A China existe?
Os distintos leitores e leitoras desta coluna sabem que eu adoro botecos. Sou frequentador assíduo, não fico um dia sem passar num desses estabelecimentos para comer uma porção de linguiça, tomar um gole de cachaça, beber uma cervejinha gelada e jogar conversa fora. Nos últimos tempos, o que mais me diverte é justamente jogar conversa fora, pouca coisa se aproveita. A maioria das notícias não presta, tem muita mentira, ignorância e desinformação.
Dia desses, os ânimos se inflamaram quando o Zeca Antônio, um conhecido nosso, depois de devorar uma exorbitância de torresmo e tomar umas, gritou: “a China não existe!”. O bar inteiro se calou; e olha que estava cheio, sexta-feira à noitinha, mesas lotadas, apesar das recomendações das autoridades sanitárias.
O grito do Zeca deve ter despertado os mais camuflados sentimentos dos frequentadores. Parece que o negócio estava entalado na garganta da turma. Foi uma insurreição! A maioria aplaudiu, poucos discordaram. O dono do bar gritou pro pessoal da cozinha: “frita mais linguiça e põe mais cerveja no freezer que a noite promete ser boa, vamos compensar o prejuízo do ano passado!”.
Eu nunca fui a favor das dicotomias, muito menos da alternância de poder, quero mais é ver o circo pegar fogo! Com todo o respeito aos trabalhadores circenses e aos malabaristas de todo tipo, inclusive os da economia e os que trabalham nos sinais das avenidas e outros cruzamentos.
“Por que não existe, Zeca?”, alguém perguntou. “Não existe porque eu nunca vi a China, nunca fui lá. Alguém daqui já esteve lá?” Foi um instante sublime, quase um minuto de silêncio. E ele completou: “Pela televisão não vale, é efeito especial, igual as viagens à Lua!”.
“E os chineses?”, perguntou alguém lá do fundo do boteco. “É tudo mentira, eles são de São Paulo, tem um bairro inteiro deles, tem muito chinês. Eu já fui uma vez comprar coisas importadas”, reagiu o Zeca.
A situação se complicou, a plateia dividida, muitos indecisos, afinal, a maioria ali nunca tinha sequer saído da cidade, muito menos do Brasil, no máximo foram até algum rancho na beira do rio.

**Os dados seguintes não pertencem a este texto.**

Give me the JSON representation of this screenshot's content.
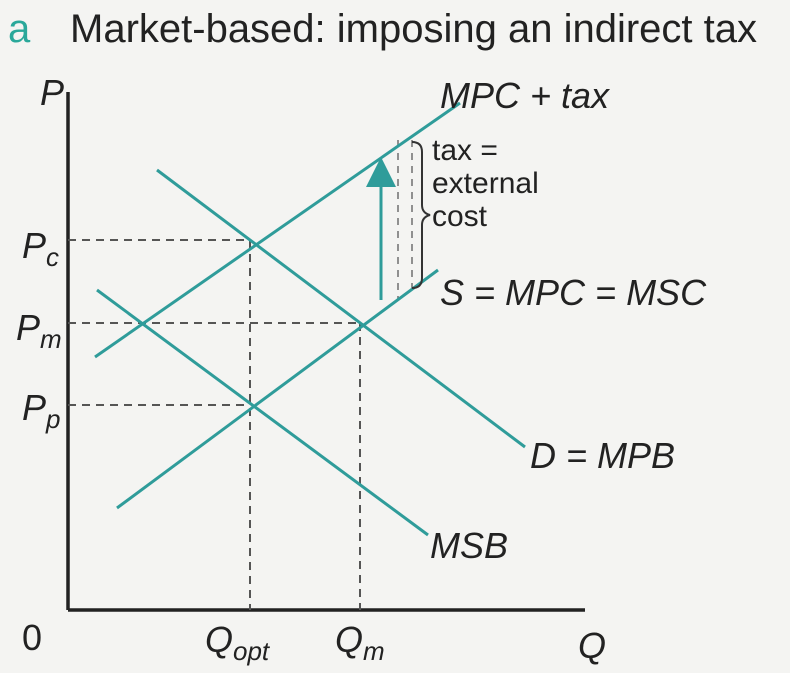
{
  "figure": {
    "panel_letter": "a",
    "title": "Market-based: imposing an indirect tax"
  },
  "axes": {
    "y_label": "P",
    "x_label": "Q",
    "origin_label": "0"
  },
  "curves": {
    "mpc_tax": "MPC + tax",
    "supply": "S = MPC = MSC",
    "demand": "D = MPB",
    "msb": "MSB"
  },
  "prices": {
    "pc": {
      "base": "P",
      "sub": "c"
    },
    "pm": {
      "base": "P",
      "sub": "m"
    },
    "pp": {
      "base": "P",
      "sub": "p"
    }
  },
  "quantities": {
    "qopt": {
      "base": "Q",
      "sub": "opt"
    },
    "qm": {
      "base": "Q",
      "sub": "m"
    }
  },
  "annotation": {
    "line1": "tax =",
    "line2": "external",
    "line3": "cost"
  },
  "colors": {
    "curve": "#2f9c9a",
    "panel_letter": "#2aa89a",
    "text": "#222222"
  }
}
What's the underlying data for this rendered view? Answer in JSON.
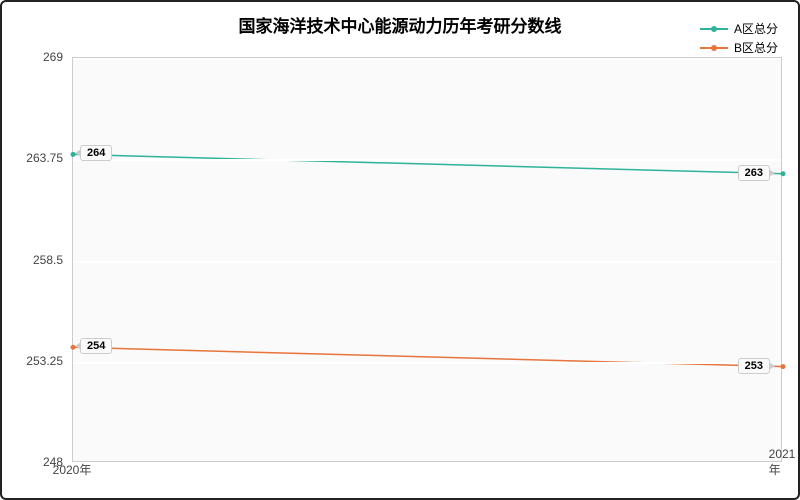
{
  "chart": {
    "type": "line",
    "title": "国家海洋技术中心能源动力历年考研分数线",
    "title_fontsize": 17,
    "title_fontweight": "bold",
    "background_color": "#ffffff",
    "plot_background": "#fafafa",
    "border_color": "#222222",
    "grid_color": "#ffffff",
    "grid_line_width": 2,
    "axis_label_color": "#444444",
    "axis_fontsize": 12,
    "xlim": [
      0,
      1
    ],
    "ylim": [
      248,
      269
    ],
    "yticks": [
      248,
      253.25,
      258.5,
      263.75,
      269
    ],
    "ytick_labels": [
      "248",
      "253.25",
      "258.5",
      "263.75",
      "269"
    ],
    "xticks": [
      0,
      1
    ],
    "xtick_labels": [
      "2020年",
      "2021年"
    ],
    "legend_position": "top-right",
    "series": [
      {
        "name": "A区总分",
        "color": "#2eb39a",
        "line_width": 1.5,
        "marker": "circle",
        "marker_size": 5,
        "x": [
          0,
          1
        ],
        "y": [
          264,
          263
        ],
        "labels": [
          "264",
          "263"
        ]
      },
      {
        "name": "B区总分",
        "color": "#e8743b",
        "line_width": 1.5,
        "marker": "circle",
        "marker_size": 5,
        "x": [
          0,
          1
        ],
        "y": [
          254,
          253
        ],
        "labels": [
          "254",
          "253"
        ]
      }
    ]
  }
}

Cadê os argumentos? Os fatos? Será que ali não tinha ao menos um geógrafo? E se tivesse…
Encrencou de vez quando um bebum esbravejou contra a Covid. Pra quê? Devia ter ficado quieto! Da Covid o assunto descambou para o uso de máscaras — que ninguém usava —, para a vacina, para a política, chegou na quarentena, no isolamento social, nos decretos, na volta às aulas, na proibição de missas e cultos, nas medidas de higiene…
“Vamos fechar, pessoal, saideira!” O dono do bar interrompeu a peleja antes que virasse confusão e quebradeira, afinal, num boteco é possível fechar as portas antes que o pior aconteça. Conclusão? Se a China existe ou não, ninguém falou mais nisso! Melhor aguardar a vacina! Aliás, a vacina existe?